Although several explanations have been proposed for the mechanism of formation of gliomas none have been satisfactorily accepted. The largest single group of patients who developed postradiation tumors of the CNS were those involved in the program of low dose radiotherapy for tinea capitis. Gliotic brain tissue seen surrounding a craniopharyngioma is supposed to be prone to gliomas formation following exposure to radiation.[8] It is also possible that ischemic damage caused by radiation arteritis which was seen in two cases[7],[10] plays some role in gliomas formation. Gliomas are known to occur more commonly after radiotherapy for acute lymphoblastic leukemia and the simultaneous administration of chemotherapy might also play an etiologic role.[1] However such radiation associated gliomas are quite rare considering the population of patients receiving radiotherapy and other factors contributing to radiation oncogenesis needs to be considered as well.

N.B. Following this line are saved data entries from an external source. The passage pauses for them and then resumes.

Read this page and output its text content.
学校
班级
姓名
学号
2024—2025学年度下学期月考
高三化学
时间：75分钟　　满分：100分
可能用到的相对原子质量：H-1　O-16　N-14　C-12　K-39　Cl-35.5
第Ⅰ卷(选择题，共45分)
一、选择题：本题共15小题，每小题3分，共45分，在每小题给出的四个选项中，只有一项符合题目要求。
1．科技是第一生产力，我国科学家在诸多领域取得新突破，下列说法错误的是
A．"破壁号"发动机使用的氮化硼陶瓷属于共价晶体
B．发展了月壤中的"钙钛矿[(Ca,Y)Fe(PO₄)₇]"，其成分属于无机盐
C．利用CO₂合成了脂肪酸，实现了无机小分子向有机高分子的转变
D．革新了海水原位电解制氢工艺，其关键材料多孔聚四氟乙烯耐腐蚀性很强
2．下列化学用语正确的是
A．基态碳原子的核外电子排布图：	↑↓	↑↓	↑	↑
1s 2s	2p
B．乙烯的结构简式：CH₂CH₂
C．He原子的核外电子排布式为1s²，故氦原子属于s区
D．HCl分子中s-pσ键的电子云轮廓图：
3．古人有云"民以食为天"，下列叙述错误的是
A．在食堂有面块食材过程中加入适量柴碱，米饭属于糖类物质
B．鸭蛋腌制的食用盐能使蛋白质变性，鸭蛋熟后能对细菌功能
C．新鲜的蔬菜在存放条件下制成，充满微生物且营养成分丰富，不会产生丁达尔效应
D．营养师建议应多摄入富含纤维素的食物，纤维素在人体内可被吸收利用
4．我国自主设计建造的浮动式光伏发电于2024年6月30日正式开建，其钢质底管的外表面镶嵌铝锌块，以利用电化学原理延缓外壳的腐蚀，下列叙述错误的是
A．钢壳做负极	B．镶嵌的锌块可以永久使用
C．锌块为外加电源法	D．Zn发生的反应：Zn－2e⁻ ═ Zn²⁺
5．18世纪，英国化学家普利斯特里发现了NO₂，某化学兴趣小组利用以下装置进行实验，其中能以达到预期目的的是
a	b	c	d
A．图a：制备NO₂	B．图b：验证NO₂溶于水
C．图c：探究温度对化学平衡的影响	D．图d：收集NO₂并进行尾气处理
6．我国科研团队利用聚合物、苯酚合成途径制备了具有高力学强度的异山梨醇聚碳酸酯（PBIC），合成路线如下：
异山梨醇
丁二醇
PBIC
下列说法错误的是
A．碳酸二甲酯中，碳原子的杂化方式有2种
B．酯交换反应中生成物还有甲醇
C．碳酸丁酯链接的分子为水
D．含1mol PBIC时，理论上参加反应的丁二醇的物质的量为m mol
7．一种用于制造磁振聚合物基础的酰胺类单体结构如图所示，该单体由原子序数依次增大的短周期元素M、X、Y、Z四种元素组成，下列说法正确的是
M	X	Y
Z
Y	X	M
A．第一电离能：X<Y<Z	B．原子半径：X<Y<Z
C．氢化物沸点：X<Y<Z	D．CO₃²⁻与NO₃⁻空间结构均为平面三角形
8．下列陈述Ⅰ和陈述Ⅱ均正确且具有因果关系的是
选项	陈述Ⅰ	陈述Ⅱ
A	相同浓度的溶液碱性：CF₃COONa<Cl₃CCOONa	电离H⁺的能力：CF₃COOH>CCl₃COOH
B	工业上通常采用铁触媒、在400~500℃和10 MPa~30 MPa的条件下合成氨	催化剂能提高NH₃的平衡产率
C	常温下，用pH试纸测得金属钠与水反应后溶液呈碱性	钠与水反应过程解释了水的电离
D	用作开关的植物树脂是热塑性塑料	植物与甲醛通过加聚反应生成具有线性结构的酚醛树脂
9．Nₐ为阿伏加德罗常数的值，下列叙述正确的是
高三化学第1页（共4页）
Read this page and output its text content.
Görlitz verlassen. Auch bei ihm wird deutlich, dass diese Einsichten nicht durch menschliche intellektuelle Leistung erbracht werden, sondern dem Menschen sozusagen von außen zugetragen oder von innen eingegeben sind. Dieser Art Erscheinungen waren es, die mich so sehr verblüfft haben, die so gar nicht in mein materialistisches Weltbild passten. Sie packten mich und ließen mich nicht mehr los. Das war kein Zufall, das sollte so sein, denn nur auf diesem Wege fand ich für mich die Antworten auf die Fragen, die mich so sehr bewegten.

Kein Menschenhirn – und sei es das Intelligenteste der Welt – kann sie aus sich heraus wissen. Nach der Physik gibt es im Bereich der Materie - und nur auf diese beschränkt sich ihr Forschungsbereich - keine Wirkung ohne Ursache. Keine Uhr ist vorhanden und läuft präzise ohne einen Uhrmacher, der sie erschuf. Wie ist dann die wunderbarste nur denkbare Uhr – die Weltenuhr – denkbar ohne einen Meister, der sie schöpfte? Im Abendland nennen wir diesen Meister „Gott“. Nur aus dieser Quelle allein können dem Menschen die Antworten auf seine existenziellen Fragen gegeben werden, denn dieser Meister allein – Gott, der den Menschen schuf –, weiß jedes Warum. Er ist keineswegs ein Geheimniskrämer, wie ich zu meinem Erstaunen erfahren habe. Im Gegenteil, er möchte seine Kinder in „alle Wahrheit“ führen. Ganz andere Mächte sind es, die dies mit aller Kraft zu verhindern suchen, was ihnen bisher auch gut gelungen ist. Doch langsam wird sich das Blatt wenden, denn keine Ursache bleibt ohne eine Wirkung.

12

Occurrence of gliomas following radiotherapy is a distinct complication to be considered while counseling patients with craniopharyngiomas. Although the exact mechanism of gliomas formation is unclear the onset of gliomas is a poor prognostic indicator as most of these gliomas have high malignant potential. Although there are no case reports of glioma formation following stereotactic radiotherapy their follow-up is not sufficiently long.